MINNEAPOLIS (AP) — Minnesota likes to think of itself as an innovator in health care with some of the lowest costs yet one of the healthiest populations in the country. And the state’s official health care economist says its efforts to put a lid on rising costs seem to be paying off.
Those moves include bipartisan legislation in 2008 under GOP Gov. Tim Pawlenty, additional initiatives under Democratic Gov. Mark Dayton that dovetail with the Obama administration’s health care overhaul, and new delivery strategies that have come from the state’s health care providers and insurers, said Stefan Gildemeister, director of the Health Economics Program at the Minnesota Department of Health.
Minnesota’s annual health care spending growth has been under 4 percent for several years and it’s been “very slow” since 2009, Gildemeister said. And while the final data won’t be available until next month, he said it looks like 2011 may have seen the lowest cost growth since the state began measuring it.
Gildemeister said economists don’t know yet how much of that low growth is due to Minnesota’s initiatives and how much is from the economic slowdown. That might take another year or two so they can observe what happens as the economy improves, he said.
The 2008 legislation sought to improve community health, patient experiences and affordability. Gildemeister said a lot of that initiative was “going upstream” to address some of the causes of rising health care costs, such as reducing obesity by encouraging exercise and reducing tobacco use. Another is the expanded use of “health care homes,” a new approach involving tighter collaboration between primary care providers and patients with chronic or complex conditions.
A Dayton task force last year issued a “Roadmap to a Healthier Minnesota,” eight broad strategies aimed at getting Minnesotans healthier.
The report recommended that state-funded health care plans shift from the traditional fee-for-service payment systems, which experts say lead to overuse and waste, toward a “total cost of care” approach, in which insurers and providers get fixed payments for taking responsibility for the health care of a population of patients. The approach has been increasingly common for commercial health plans.

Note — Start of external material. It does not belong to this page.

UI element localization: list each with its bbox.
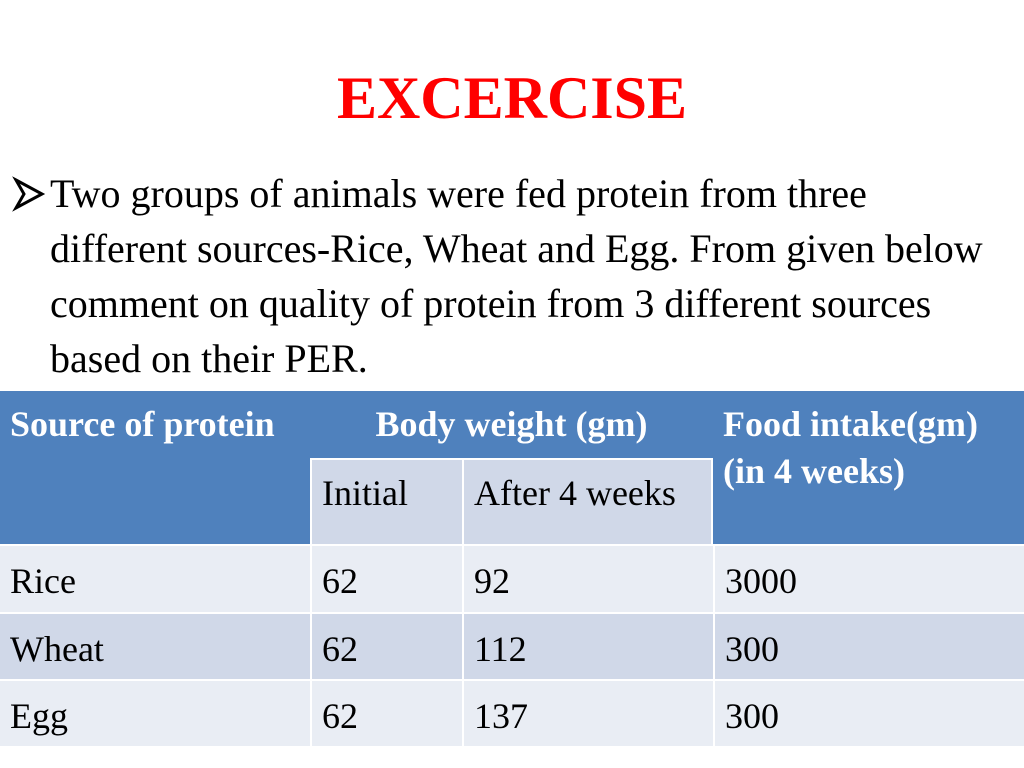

The 2013 legislative session focused on two other key recommendations: establishment of Minnesota’s health care exchange and expanding Medicaid to cover more poor Minnesotans. It’s up to policymakers to pick and choose from the other recommendations over the next few years.

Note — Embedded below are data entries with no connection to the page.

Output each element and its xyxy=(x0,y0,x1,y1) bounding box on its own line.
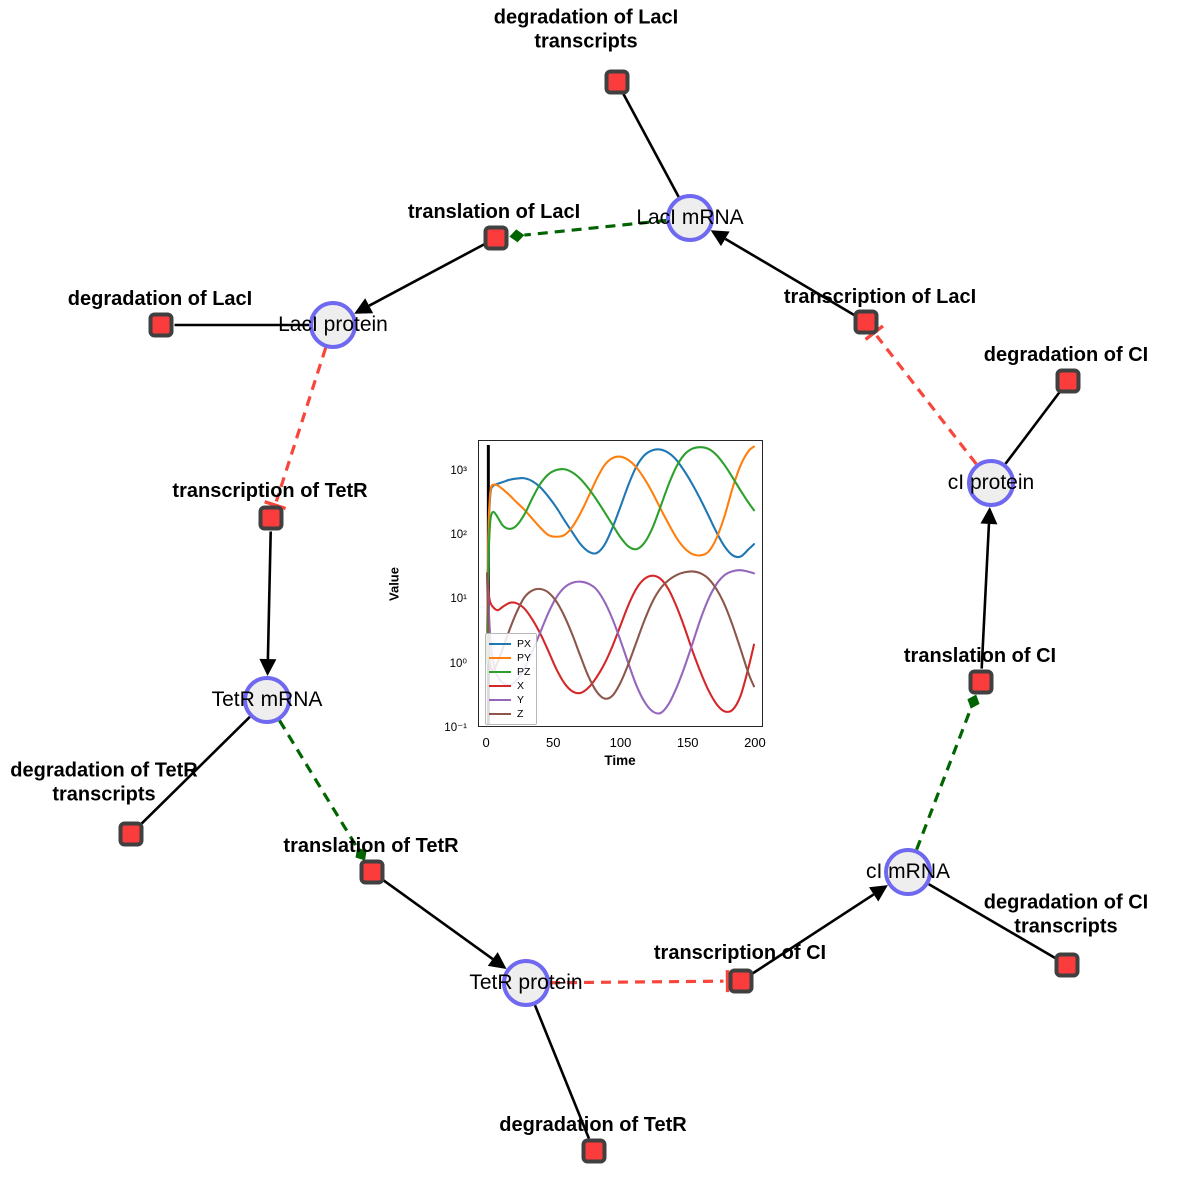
y-axis-ticks: 10⁻¹ 10⁰ 10¹ 10² 10³ xyxy=(420,432,472,735)
legend-row-PY: PY xyxy=(489,651,531,665)
x-tick-label: 0 xyxy=(482,735,490,750)
series-line-PZ xyxy=(485,446,756,664)
legend-row-X: X xyxy=(489,679,531,693)
y-tick-label: 10⁻¹ xyxy=(444,722,467,734)
legend-row-Y: Y xyxy=(489,693,531,707)
x-tick-label: 100 xyxy=(609,735,632,750)
legend-row-PZ: PZ xyxy=(489,665,531,679)
arrowhead-triangle-icon xyxy=(980,506,998,525)
legend-row-PX: PX xyxy=(489,637,531,651)
edge-inhibit xyxy=(274,347,328,502)
reaction-node-deg_tetr[interactable] xyxy=(581,1138,607,1164)
edge-inhibit xyxy=(549,979,724,985)
arrowhead-tee-icon xyxy=(264,500,287,511)
arrowhead-triangle-icon xyxy=(487,952,507,969)
species-node-laci_protein[interactable] xyxy=(309,301,357,349)
reaction-node-transcription_tetr[interactable] xyxy=(258,505,284,531)
x-axis-ticks: 0 50 100 150 200 xyxy=(478,731,766,751)
legend-row-Z: Z xyxy=(489,707,531,721)
edge-produce xyxy=(368,243,485,307)
y-tick-label: 10¹ xyxy=(450,592,467,605)
legend-label: X xyxy=(517,679,525,692)
x-tick-label: 150 xyxy=(676,735,699,750)
series-line-X xyxy=(485,572,756,713)
arrowhead-diamond-icon xyxy=(967,694,980,709)
inset-timeseries-chart: 10⁻¹ 10⁰ 10¹ 10² 10³ Value PX PY PZ X Y Z 0 50 100 1… xyxy=(387,432,770,768)
edge-modifier xyxy=(915,708,973,851)
edge-produce xyxy=(382,878,494,961)
edge-consume xyxy=(622,93,680,198)
reaction-node-translation_ci[interactable] xyxy=(968,669,994,695)
reaction-node-deg_ci[interactable] xyxy=(1055,368,1081,394)
edge-inhibit xyxy=(875,334,978,466)
reaction-node-deg_tetr_transcripts[interactable] xyxy=(118,821,144,847)
y-tick-label: 10³ xyxy=(450,464,467,477)
arrowhead-diamond-icon xyxy=(509,229,525,243)
x-tick-label: 50 xyxy=(546,735,561,750)
edge-modifier xyxy=(524,218,667,237)
series-line-PY xyxy=(485,445,756,664)
series-line-PX xyxy=(485,448,756,664)
legend-swatch-icon xyxy=(489,699,511,701)
legend-label: PZ xyxy=(517,665,531,678)
arrowhead-triangle-icon xyxy=(354,298,374,314)
edge-produce xyxy=(266,531,273,660)
edge-modifier xyxy=(278,719,359,849)
x-axis-label: Time xyxy=(604,753,636,768)
legend-label: PX xyxy=(517,637,532,650)
species-node-ci_protein[interactable] xyxy=(967,459,1015,507)
edge-consume xyxy=(1004,390,1061,465)
species-node-tetr_mrna[interactable] xyxy=(243,676,291,724)
plot-area: PX PY PZ X Y Z xyxy=(478,440,763,727)
arrowhead-diamond-icon xyxy=(355,847,367,861)
edge-produce xyxy=(751,893,875,975)
species-node-tetr_protein[interactable] xyxy=(502,959,550,1007)
legend-swatch-icon xyxy=(489,713,511,715)
y-tick-label: 10⁰ xyxy=(449,657,467,670)
edge-consume xyxy=(139,715,251,826)
species-node-laci_mrna[interactable] xyxy=(666,194,714,242)
legend-label: Z xyxy=(517,707,524,720)
species-node-ci_mrna[interactable] xyxy=(884,848,932,896)
chart-legend: PX PY PZ X Y Z xyxy=(485,633,538,725)
reaction-node-transcription_laci[interactable] xyxy=(853,309,879,335)
reaction-node-transcription_ci[interactable] xyxy=(728,968,754,994)
reaction-node-deg_ci_transcripts[interactable] xyxy=(1054,952,1080,978)
arrowhead-triangle-icon xyxy=(259,658,277,677)
legend-swatch-icon xyxy=(489,643,511,645)
x-tick-label: 200 xyxy=(744,735,766,750)
y-axis-label: Value xyxy=(386,567,402,601)
legend-label: Y xyxy=(517,693,525,706)
legend-swatch-icon xyxy=(489,657,511,659)
reaction-node-translation_tetr[interactable] xyxy=(359,859,385,885)
edge-consume xyxy=(928,882,1057,960)
reaction-node-deg_laci[interactable] xyxy=(148,312,174,338)
reaction-node-deg_laci_transcripts[interactable] xyxy=(604,69,630,95)
edge-produce xyxy=(724,237,856,317)
arrowhead-triangle-icon xyxy=(710,230,730,247)
edge-consume xyxy=(533,1004,591,1139)
legend-label: PY xyxy=(517,651,532,664)
arrowhead-triangle-icon xyxy=(869,885,888,902)
edge-produce xyxy=(980,523,991,669)
legend-swatch-icon xyxy=(489,671,511,673)
reaction-node-translation_laci[interactable] xyxy=(483,225,509,251)
y-tick-label: 10² xyxy=(450,528,467,541)
legend-swatch-icon xyxy=(489,685,511,687)
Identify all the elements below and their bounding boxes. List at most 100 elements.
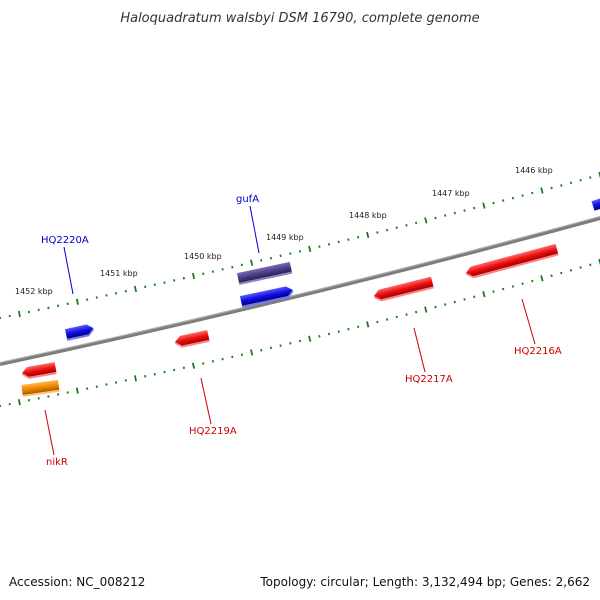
minor-tick (66, 302, 69, 306)
minor-tick (114, 381, 118, 384)
gene-edge-blue[interactable] (591, 195, 600, 211)
major-tick (308, 245, 312, 253)
minor-tick (569, 181, 573, 185)
minor-tick (531, 191, 534, 195)
minor-tick (240, 263, 244, 267)
minor-tick (47, 395, 50, 398)
major-tick (540, 275, 544, 282)
leader-line (249, 205, 260, 254)
minor-tick (414, 221, 418, 225)
minor-tick (318, 335, 321, 338)
leader-line (413, 327, 426, 373)
minor-tick (337, 240, 340, 244)
gene-HQ2216A[interactable] (465, 243, 559, 280)
minor-tick (444, 303, 447, 306)
gene-gufA-upper[interactable] (236, 261, 293, 285)
minor-tick (182, 366, 186, 370)
leader-line (44, 409, 55, 456)
minor-tick (444, 214, 447, 217)
gene-HQ2220A[interactable] (64, 323, 95, 341)
gene-gufA-lower[interactable] (239, 285, 294, 308)
major-tick (17, 399, 21, 406)
minor-tick (231, 265, 234, 269)
minor-tick (163, 281, 166, 284)
minor-tick (37, 397, 40, 400)
minor-tick (66, 391, 69, 394)
minor-tick (8, 314, 11, 318)
major-tick (250, 259, 254, 266)
genome-summary-text: Topology: circular; Length: 3,132,494 bp… (259, 575, 590, 589)
leader-line (63, 246, 74, 295)
gene-nikR-red[interactable] (21, 362, 57, 380)
minor-tick (395, 226, 398, 229)
minor-tick (8, 402, 11, 406)
minor-tick (221, 268, 224, 271)
gene-label-nikR[interactable]: nikR (46, 457, 68, 468)
major-tick (133, 375, 138, 382)
minor-tick (260, 348, 263, 352)
minor-tick (521, 282, 524, 285)
minor-tick (579, 266, 582, 269)
gene-HQ2219A[interactable] (174, 330, 210, 349)
gene-nikR[interactable] (21, 379, 60, 397)
minor-tick (57, 393, 60, 396)
major-tick (191, 362, 196, 369)
minor-tick (453, 300, 456, 304)
genome-backbone (0, 216, 600, 366)
major-tick (75, 298, 79, 305)
minor-tick (511, 285, 515, 288)
minor-tick (347, 238, 350, 241)
minor-tick (37, 308, 40, 312)
minor-tick (231, 355, 234, 359)
ruler-label: 1451 kbp (100, 269, 138, 278)
gene-label-HQ2220A[interactable]: HQ2220A (41, 235, 89, 246)
gene-label-HQ2216A[interactable]: HQ2216A (514, 346, 562, 357)
minor-tick (298, 339, 302, 343)
minor-tick (376, 320, 379, 324)
ruler-label: 1450 kbp (184, 252, 222, 261)
minor-tick (0, 404, 2, 408)
minor-tick (269, 256, 273, 260)
major-tick (366, 321, 370, 328)
minor-tick (47, 306, 50, 310)
gene-HQ2217A[interactable] (373, 276, 434, 303)
ruler-label: 1452 kbp (15, 287, 53, 296)
minor-tick (521, 194, 524, 197)
major-tick (598, 171, 600, 179)
accession-text: Accession: NC_008212 (9, 575, 145, 589)
ruler-label: 1447 kbp (432, 189, 470, 198)
gene-label-HQ2219A[interactable]: HQ2219A (189, 426, 237, 437)
minor-tick (405, 313, 408, 316)
minor-tick (589, 176, 592, 179)
minor-tick (124, 289, 127, 293)
major-tick (482, 202, 486, 209)
minor-tick (27, 399, 31, 402)
tick-track-upper (0, 171, 600, 320)
minor-tick (531, 279, 534, 283)
major-tick (133, 285, 138, 293)
gene-label-gufA[interactable]: gufA (236, 194, 259, 205)
gene-label-HQ2217A[interactable]: HQ2217A (405, 374, 453, 385)
minor-tick (589, 263, 592, 267)
minor-tick (463, 298, 466, 301)
minor-tick (434, 216, 437, 220)
major-tick (308, 335, 312, 342)
minor-tick (105, 383, 108, 386)
minor-tick (182, 276, 186, 280)
minor-tick (337, 330, 340, 333)
minor-tick (202, 362, 205, 365)
minor-tick (260, 259, 263, 262)
minor-tick (318, 245, 321, 248)
minor-tick (327, 332, 331, 336)
leader-line (200, 377, 212, 425)
minor-tick (163, 370, 166, 374)
minor-tick (211, 270, 215, 273)
minor-tick (492, 290, 495, 293)
minor-tick (289, 342, 292, 345)
leader-line (521, 298, 536, 345)
minor-tick (385, 228, 389, 232)
minor-tick (414, 310, 418, 314)
minor-tick (511, 196, 515, 200)
minor-tick (153, 283, 156, 286)
minor-tick (279, 254, 282, 258)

Data from the Kaiser Family Foundation rank Minnesota’s per capita expenditures on health care and its average annual percentage growth in health spending as a little above the national averages. But Gildemeister said Kaiser’s growth figures cover a long time frame, 1991-2009. And he said Kaiser’s numbers are based on federal estimates. He said Minnesota’s own data is more precise, and that he’s confident it paints an accurate picture of a state that is below average.